Tous deux étaient des fous de bicyclette et ils se baladaient chez eux dans leur tenue en lycra le dimanche après-midi, après leur sortie aux aurores. Ils n’avaient pas d’enfants mais raffolaient de leurs trois chats siamois qui portaient des noms de planètes. Jane était réceptionniste au cabinet de Mike. Elle ne disait jamais grand-chose mais Mike parlait largement pour deux. Ce qu’il préférait, quand il rencontrait des gens, c’était leur faire deviner son âge (en général estimé à quarante-trois ans), rien que pour jouir de leur ébahissement quand ils apprenaient la vérité (cinquante-deux !). L’intérêt qu’il me portait était superficiel, et heureusement, car j’étais ainsi rarement dans l’obligation de mentir au sujet de mon assiduité (ou non-assiduité) aux cours. En fait, les seules questions personnelles que Mike posait n’étaient qu’un prétexte pour pouvoir se lancer dans un exposé impromptu sur l’un des sujets (mythes romains, littérature japonaise du XIXe siècle) qui avaient piqué son intérêt cette semaine-là.

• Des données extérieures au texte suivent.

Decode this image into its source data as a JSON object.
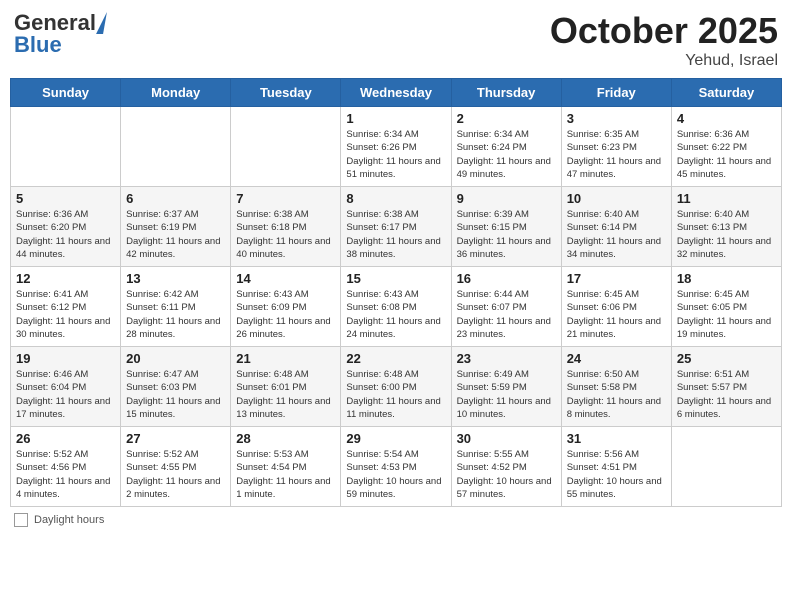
{
  "header": {
    "logo_general": "General",
    "logo_blue": "Blue",
    "month": "October 2025",
    "location": "Yehud, Israel"
  },
  "weekdays": [
    "Sunday",
    "Monday",
    "Tuesday",
    "Wednesday",
    "Thursday",
    "Friday",
    "Saturday"
  ],
  "footer": {
    "label": "Daylight hours"
  },
  "days": [
    {
      "date": "",
      "sunrise": "",
      "sunset": "",
      "daylight": ""
    },
    {
      "date": "",
      "sunrise": "",
      "sunset": "",
      "daylight": ""
    },
    {
      "date": "",
      "sunrise": "",
      "sunset": "",
      "daylight": ""
    },
    {
      "date": "1",
      "sunrise": "Sunrise: 6:34 AM",
      "sunset": "Sunset: 6:26 PM",
      "daylight": "Daylight: 11 hours and 51 minutes."
    },
    {
      "date": "2",
      "sunrise": "Sunrise: 6:34 AM",
      "sunset": "Sunset: 6:24 PM",
      "daylight": "Daylight: 11 hours and 49 minutes."
    },
    {
      "date": "3",
      "sunrise": "Sunrise: 6:35 AM",
      "sunset": "Sunset: 6:23 PM",
      "daylight": "Daylight: 11 hours and 47 minutes."
    },
    {
      "date": "4",
      "sunrise": "Sunrise: 6:36 AM",
      "sunset": "Sunset: 6:22 PM",
      "daylight": "Daylight: 11 hours and 45 minutes."
    },
    {
      "date": "5",
      "sunrise": "Sunrise: 6:36 AM",
      "sunset": "Sunset: 6:20 PM",
      "daylight": "Daylight: 11 hours and 44 minutes."
    },
    {
      "date": "6",
      "sunrise": "Sunrise: 6:37 AM",
      "sunset": "Sunset: 6:19 PM",
      "daylight": "Daylight: 11 hours and 42 minutes."
    },
    {
      "date": "7",
      "sunrise": "Sunrise: 6:38 AM",
      "sunset": "Sunset: 6:18 PM",
      "daylight": "Daylight: 11 hours and 40 minutes."
    },
    {
      "date": "8",
      "sunrise": "Sunrise: 6:38 AM",
      "sunset": "Sunset: 6:17 PM",
      "daylight": "Daylight: 11 hours and 38 minutes."
    },
    {
      "date": "9",
      "sunrise": "Sunrise: 6:39 AM",
      "sunset": "Sunset: 6:15 PM",
      "daylight": "Daylight: 11 hours and 36 minutes."
    },
    {
      "date": "10",
      "sunrise": "Sunrise: 6:40 AM",
      "sunset": "Sunset: 6:14 PM",
      "daylight": "Daylight: 11 hours and 34 minutes."
    },
    {
      "date": "11",
      "sunrise": "Sunrise: 6:40 AM",
      "sunset": "Sunset: 6:13 PM",
      "daylight": "Daylight: 11 hours and 32 minutes."
    },
    {
      "date": "12",
      "sunrise": "Sunrise: 6:41 AM",
      "sunset": "Sunset: 6:12 PM",
      "daylight": "Daylight: 11 hours and 30 minutes."
    },
    {
      "date": "13",
      "sunrise": "Sunrise: 6:42 AM",
      "sunset": "Sunset: 6:11 PM",
      "daylight": "Daylight: 11 hours and 28 minutes."
    },
    {
      "date": "14",
      "sunrise": "Sunrise: 6:43 AM",
      "sunset": "Sunset: 6:09 PM",
      "daylight": "Daylight: 11 hours and 26 minutes."
    },
    {
      "date": "15",
      "sunrise": "Sunrise: 6:43 AM",
      "sunset": "Sunset: 6:08 PM",
      "daylight": "Daylight: 11 hours and 24 minutes."
    },
    {
      "date": "16",
      "sunrise": "Sunrise: 6:44 AM",
      "sunset": "Sunset: 6:07 PM",
      "daylight": "Daylight: 11 hours and 23 minutes."
    },
    {
      "date": "17",
      "sunrise": "Sunrise: 6:45 AM",
      "sunset": "Sunset: 6:06 PM",
      "daylight": "Daylight: 11 hours and 21 minutes."
    },
    {
      "date": "18",
      "sunrise": "Sunrise: 6:45 AM",
      "sunset": "Sunset: 6:05 PM",
      "daylight": "Daylight: 11 hours and 19 minutes."
    },
    {
      "date": "19",
      "sunrise": "Sunrise: 6:46 AM",
      "sunset": "Sunset: 6:04 PM",
      "daylight": "Daylight: 11 hours and 17 minutes."
    },
    {
      "date": "20",
      "sunrise": "Sunrise: 6:47 AM",
      "sunset": "Sunset: 6:03 PM",
      "daylight": "Daylight: 11 hours and 15 minutes."
    },
    {
      "date": "21",
      "sunrise": "Sunrise: 6:48 AM",
      "sunset": "Sunset: 6:01 PM",
      "daylight": "Daylight: 11 hours and 13 minutes."
    },
    {
      "date": "22",
      "sunrise": "Sunrise: 6:48 AM",
      "sunset": "Sunset: 6:00 PM",
      "daylight": "Daylight: 11 hours and 11 minutes."
    },
    {
      "date": "23",
      "sunrise": "Sunrise: 6:49 AM",
      "sunset": "Sunset: 5:59 PM",
      "daylight": "Daylight: 11 hours and 10 minutes."
    },
    {
      "date": "24",
      "sunrise": "Sunrise: 6:50 AM",
      "sunset": "Sunset: 5:58 PM",
      "daylight": "Daylight: 11 hours and 8 minutes."
    },
    {
      "date": "25",
      "sunrise": "Sunrise: 6:51 AM",
      "sunset": "Sunset: 5:57 PM",
      "daylight": "Daylight: 11 hours and 6 minutes."
    },
    {
      "date": "26",
      "sunrise": "Sunrise: 5:52 AM",
      "sunset": "Sunset: 4:56 PM",
      "daylight": "Daylight: 11 hours and 4 minutes."
    },
    {
      "date": "27",
      "sunrise": "Sunrise: 5:52 AM",
      "sunset": "Sunset: 4:55 PM",
      "daylight": "Daylight: 11 hours and 2 minutes."
    },
    {
      "date": "28",
      "sunrise": "Sunrise: 5:53 AM",
      "sunset": "Sunset: 4:54 PM",
      "daylight": "Daylight: 11 hours and 1 minute."
    },
    {
      "date": "29",
      "sunrise": "Sunrise: 5:54 AM",
      "sunset": "Sunset: 4:53 PM",
      "daylight": "Daylight: 10 hours and 59 minutes."
    },
    {
      "date": "30",
      "sunrise": "Sunrise: 5:55 AM",
      "sunset": "Sunset: 4:52 PM",
      "daylight": "Daylight: 10 hours and 57 minutes."
    },
    {
      "date": "31",
      "sunrise": "Sunrise: 5:56 AM",
      "sunset": "Sunset: 4:51 PM",
      "daylight": "Daylight: 10 hours and 55 minutes."
    },
    {
      "date": "",
      "sunrise": "",
      "sunset": "",
      "daylight": ""
    }
  ]
}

J’étais allongé sur le divan de mon appartement par un dimanche après-midi glacial, à me remettre d’un de ces horribles déjeuners, quand on frappa à la porte.

Je coupai la radio et restai immobile, croyant que c’était Eve venue me tourmenter avec ses questions et réclamant de pouvoir jouer avec les bijoux de Tante Helen. L’odieuse gamine était devenue difficile à éviter ; elle avait commencé à noter mes allées et venues et prenait un malin plaisir à me prendre en défaut si jamais je lui déclarais que j’avais manqué sa visite parce que je n’étais pas chez moi, alors qu’elle savait fort bien que je n’avais pas bougé. Cela faisait rigoler sa mère, qui préférait voir dans ces tactiques la preuve d’une intelligence brillante et non les prémices d’une personnalité totalitaire.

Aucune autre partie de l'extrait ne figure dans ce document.